Robert Peters '63 M.Div.: A Heritage of Ministry
The Reverend Robert F.R. Peters and his wife, Ginny, are but two of a long line of people in their family who care deeply about parish ministry, and about Yale Divinity School. When Rob Peters graduated in 1963, he was already treading in the footsteps of his alumnus dad, who left YDS for parish ministry in 1932. His maternal grandfather was an ordained minister and also president of Defiance College. His grandfather Peters was the minister of the college church. Now retired, Peters still helps churches in the Central Atlantic region run their own campaigns for capital needs. Not surprisingly education and service run deeply through the roots of this family tree.
It was no big leap, then, for Rob and Ginny Peters-when they sat down to review their wills-to draw on those roots in making some new decisions that would help YDS and also a favorite charity of Ginny's. "I've been involved for a while in helping YDS raise funds for specific projects," Peters said. "I was the firstborn of four sons, so to gravitate toward Yale as a place to study for the ministry was natural. It was a life-forming experience for my father and me, as we know it is for students today. In reviewing our charitable distribution, we realized that things were going well enough for us that we could create a bequest that one day might result in a named scholarship at the Divinity School in honor of the parish ministers in our family."
"This bequest," Peters added, "is in honor of my parents and grandparents to support students studying for parish ministry.
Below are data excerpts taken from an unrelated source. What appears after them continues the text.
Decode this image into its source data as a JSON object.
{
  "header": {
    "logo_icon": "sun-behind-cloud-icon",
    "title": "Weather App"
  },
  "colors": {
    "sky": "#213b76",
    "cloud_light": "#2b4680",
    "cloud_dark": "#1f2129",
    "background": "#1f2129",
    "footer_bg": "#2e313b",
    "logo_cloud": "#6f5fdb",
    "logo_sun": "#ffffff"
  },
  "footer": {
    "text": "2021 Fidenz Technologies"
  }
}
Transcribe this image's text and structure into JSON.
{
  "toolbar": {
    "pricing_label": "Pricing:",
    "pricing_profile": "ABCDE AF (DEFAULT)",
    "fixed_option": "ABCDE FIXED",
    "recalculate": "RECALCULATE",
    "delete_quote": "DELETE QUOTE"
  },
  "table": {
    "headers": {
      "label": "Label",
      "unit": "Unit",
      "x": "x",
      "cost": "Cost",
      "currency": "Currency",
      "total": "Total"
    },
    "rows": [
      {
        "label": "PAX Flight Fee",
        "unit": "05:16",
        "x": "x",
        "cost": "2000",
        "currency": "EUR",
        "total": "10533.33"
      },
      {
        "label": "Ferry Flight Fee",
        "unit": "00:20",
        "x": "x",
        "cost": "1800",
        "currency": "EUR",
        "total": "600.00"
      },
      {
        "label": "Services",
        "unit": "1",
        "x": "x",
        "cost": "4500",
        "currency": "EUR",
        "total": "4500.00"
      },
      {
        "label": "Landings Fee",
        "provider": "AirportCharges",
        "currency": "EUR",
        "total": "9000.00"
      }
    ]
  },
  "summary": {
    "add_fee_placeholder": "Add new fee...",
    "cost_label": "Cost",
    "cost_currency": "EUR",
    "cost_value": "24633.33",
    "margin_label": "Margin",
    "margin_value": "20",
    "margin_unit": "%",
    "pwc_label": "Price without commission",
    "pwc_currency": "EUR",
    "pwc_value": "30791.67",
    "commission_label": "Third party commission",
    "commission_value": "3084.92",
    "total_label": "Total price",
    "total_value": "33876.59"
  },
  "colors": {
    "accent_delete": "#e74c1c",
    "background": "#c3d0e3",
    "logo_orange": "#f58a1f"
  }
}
I think that parish ministry is an important and critical profession. It's an ongoing, growing challenge to have people who are well-prepared for doing ministry in times like these when social issues and worldwide division affect us every day. Granted, I also entered ministry at the beginning of that turbulent period of upheaval that was the `60s and 70's, but it's an even more complex world today. We need to provide tools for the crises of the day, and to teach ministers to be the leaders and motivators that are so critically needed by churches."
Like many YDS grads who have a fond place in their hearts for the school, but not necessarily the ability to make large gifts in the here and now, Peters saw the advantage of making a gift of a lifetime through estate planning. He noted, "A bequest is an avenue that can provide a donor with enormous satisfaction, as it does us. That's one of the benefits. We have the satisfaction of knowing that two charities, one of which is very dear to my wife, and one that is dear to me, are going to receive between them half of our estate, with the rest distributed to our six children. It's a source of enjoyment and pleasure to be able to do that, but it's also a feeling that 'I've done something.' In part it's payback, but it doesn't feel like that-it just feels like appreciation and a desire for the same kind of opportunity to be available for others that was available for me."
"Any size gift makes a difference," Peters emphasized. "That's why we've set it up as a proportional gift. It may mean it will be a gift that grows. We might not have the resources to do sizable trust arrangements at the moment, but this way we can accomplish a great deal in the area we most wish to fund-to support students that want to be parish ministers."